Bachelor recap: cock-a-doodle don't do it, Becca!

Bali. Hi. (Shout-out to anyone picking up on that South Pacific reference.) We finally get to leave the United States, and for good reason - it's fantasy suite time for the three remaining ladies. In Bali. Hi.

I'm at the airport, so will have to make this recap brief. Which is good, because overall I found it fairly boring. Blah blah Chris is torn, blah blah the ladies are in love, blah blah temples, blah blah Becca the Virgin, blah blah Chris is sweating through his shirt.

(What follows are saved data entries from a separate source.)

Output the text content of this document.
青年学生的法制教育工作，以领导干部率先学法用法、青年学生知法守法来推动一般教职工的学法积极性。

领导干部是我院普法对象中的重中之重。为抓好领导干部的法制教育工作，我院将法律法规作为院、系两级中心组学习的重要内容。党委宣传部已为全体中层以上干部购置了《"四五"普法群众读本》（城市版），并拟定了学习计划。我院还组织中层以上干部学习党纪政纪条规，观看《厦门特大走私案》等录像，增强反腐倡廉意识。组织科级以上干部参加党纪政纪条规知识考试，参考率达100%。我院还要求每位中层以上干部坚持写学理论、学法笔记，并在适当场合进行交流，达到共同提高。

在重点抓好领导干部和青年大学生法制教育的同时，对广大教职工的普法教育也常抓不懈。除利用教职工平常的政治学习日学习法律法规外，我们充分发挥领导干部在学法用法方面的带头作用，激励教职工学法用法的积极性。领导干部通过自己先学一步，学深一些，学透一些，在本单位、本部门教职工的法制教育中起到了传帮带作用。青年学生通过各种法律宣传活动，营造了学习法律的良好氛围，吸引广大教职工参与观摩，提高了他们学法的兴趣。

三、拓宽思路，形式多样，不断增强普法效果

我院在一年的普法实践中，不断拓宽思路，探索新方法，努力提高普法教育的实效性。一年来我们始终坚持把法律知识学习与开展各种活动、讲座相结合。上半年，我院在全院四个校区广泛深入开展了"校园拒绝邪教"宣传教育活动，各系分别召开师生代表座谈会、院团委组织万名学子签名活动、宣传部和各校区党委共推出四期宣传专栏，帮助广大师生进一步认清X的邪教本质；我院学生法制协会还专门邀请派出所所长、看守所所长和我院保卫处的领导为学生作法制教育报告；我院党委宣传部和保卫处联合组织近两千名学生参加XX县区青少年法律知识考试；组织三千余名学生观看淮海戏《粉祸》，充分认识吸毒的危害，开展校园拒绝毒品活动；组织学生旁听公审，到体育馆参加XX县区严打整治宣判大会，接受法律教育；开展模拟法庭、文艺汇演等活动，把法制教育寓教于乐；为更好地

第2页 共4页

Seriously - Kaitlyn and Whitney's dates were just not all that interesting to me. Something Bali-esque, followed by a romantic dinner and the women telling Chris they were falling in love with him and yes, Arlington Iowa sounds like a lovely place to live! Becca's date was a tad more interesting, simply because she hadn't told him she was a virgin and would she make it out of the hallowed doors of the fantasy suite remaining one? (It seemed like she was wavering on her beliefs here, but maybe I was just projecting.) She finally told Chris the truth, and the awkward pause and sigh he let out wasn't the best case scenario. He's probably like "seriously?! Another one?!" But he covered his tracks, telling her he was glad she told him (then quickly told the ABC intern to remove some of the kinky sex toys from the fantasy suite, stat!).

At the rose ceremony, Chris is dressed in a karate gi, which I guess is traditional Balinese wear, but looks like he's en route to the dojo. All the women are also dressed in traditional garb - thank god Kaitlyn got the pink one to match her lipstick! Chris tells Chris Harrison he is falling for all the women, and how is he supposed to choose? Man up, farm boy. He instead takes this opportunity to pull Becca aside, which Kaitlyn and Whitney take to mean she's getting the boot. Whitney likes this idea, since Becca is really young and doesn't know anything. (Let it be known that they are only 3 years apart people.) But wait - Chris returns with Becca! What kind of sick and twisted crap is this?!

Whitney and Becca get the roses, which means Kaitlyn and her rapping self are headed home. She doesn't understand what happened, and Chris' whispers don't really help explain anything. I did enjoy the random rooster crows during their serious talk, however. Really lightened the mood for me. And so farmer-ish! Well-played, Bali.